The Shape of the Table (Cockpit Theatre)

‘A lucid, witty paradigm of what happened in the Velvet Revolution’

The cast of The Shape of the Table (US production)
The cast of The Shape of the Table (US production)
© Right Image Photography

In what feels like a great gesture of cultural goodwill, a small American theatre company – Burning Coal, based in North Carolina – has booked itself into the Cockpit off Lissom Grove to revive what they call David Edgar's Iron Curtain Trilogy.

The short two-week season marks the 25th anniversary of the fall of the Berlin Wall, the end of Communism, which might have proved a slightly inconvenient occurrence for a playwright of Edgar's political stamp. But he's far too clever and engaged an artist to have let that stop him ruminating on the consequences.

The Shape of the Table is a lucid, witty paradigm of what happened in the Velvet Revolution in Czechoslovakia in 1989; I was visiting Prague (and the banned, dissident theatre) earlier that year, Vaclav Havel was still in prison, and Edgar, who knows, was probably writing the first half of the play.

It's all talk and all set in a single room with a large table. The original National Theatre production clearly invoked the baroque castle palace with tall windows and gilded furniture; in the Cockpit, a single chandelier flickers above the suited jostling of factions, deal-making and Edgar's unrivalled ability to make committee-speak sound interesting.

There's the Havel figure's Public Platform party, the National Peasants party, the doomed Russian-approved prime minister and the weaselly new communications minister carving up the future while the crowds mass on the street outside and the old guard bite the bullets instead of firing them.

The first act closes with the surprise return of the Communist first secretary, a Dubcek-style reforming grandee, and then we see the tentative formation of a new government of national understanding, with concomitant fears of Americanisation – burgers and coca cola – homeless people in cardboard villages, the hint of a global video boom and cultural homogeneity. Did the country get "back to normal," are things better?
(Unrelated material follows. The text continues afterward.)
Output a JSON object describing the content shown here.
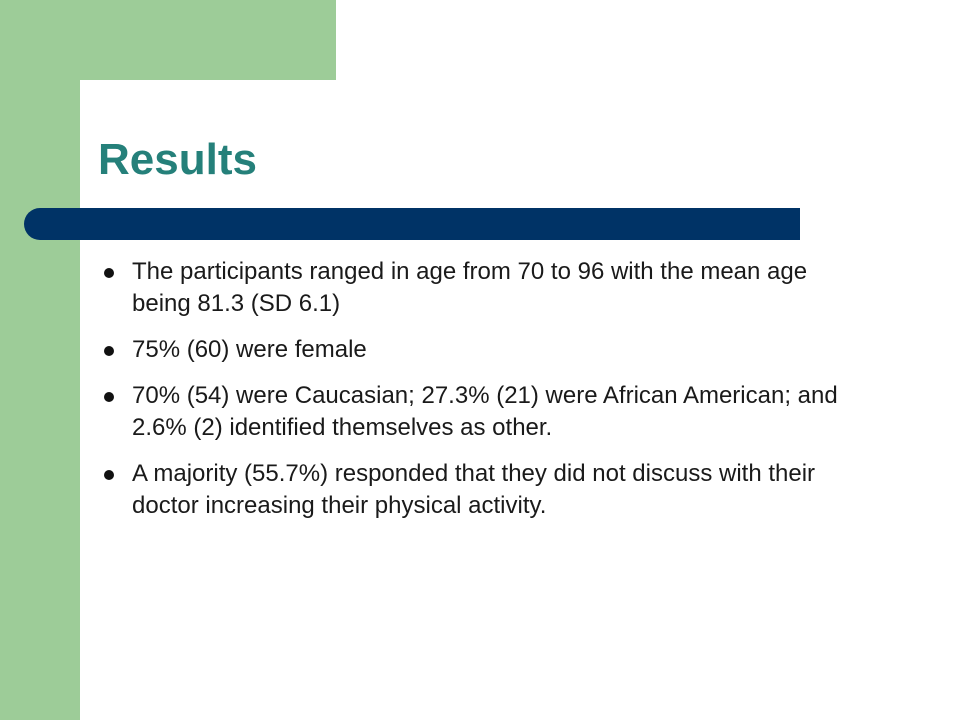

Are they anywhere?

Jerome Davis's production – with smooth, supple performances from Marc Carver as the outgoing prime minister, Michael Kaplan, and Randolph Curtis Rand as the returning first secretary, Victor Spassov – lays out the play's arguments admirably, though the rearrangement of the rectangular table into a three-sided bare-boards conference facility causes blocking problems and too many backs to the fore.

Pavel Prus, the dissident writer, is given a febrile intensity by Brian Linden that sometimes suggests the whole play should have been about him. Instead, it's about the practical politics in the re-birth of democracy, that small thing; and more to come in the next two plays set in the Balkans and a newly independent post-Soviet government.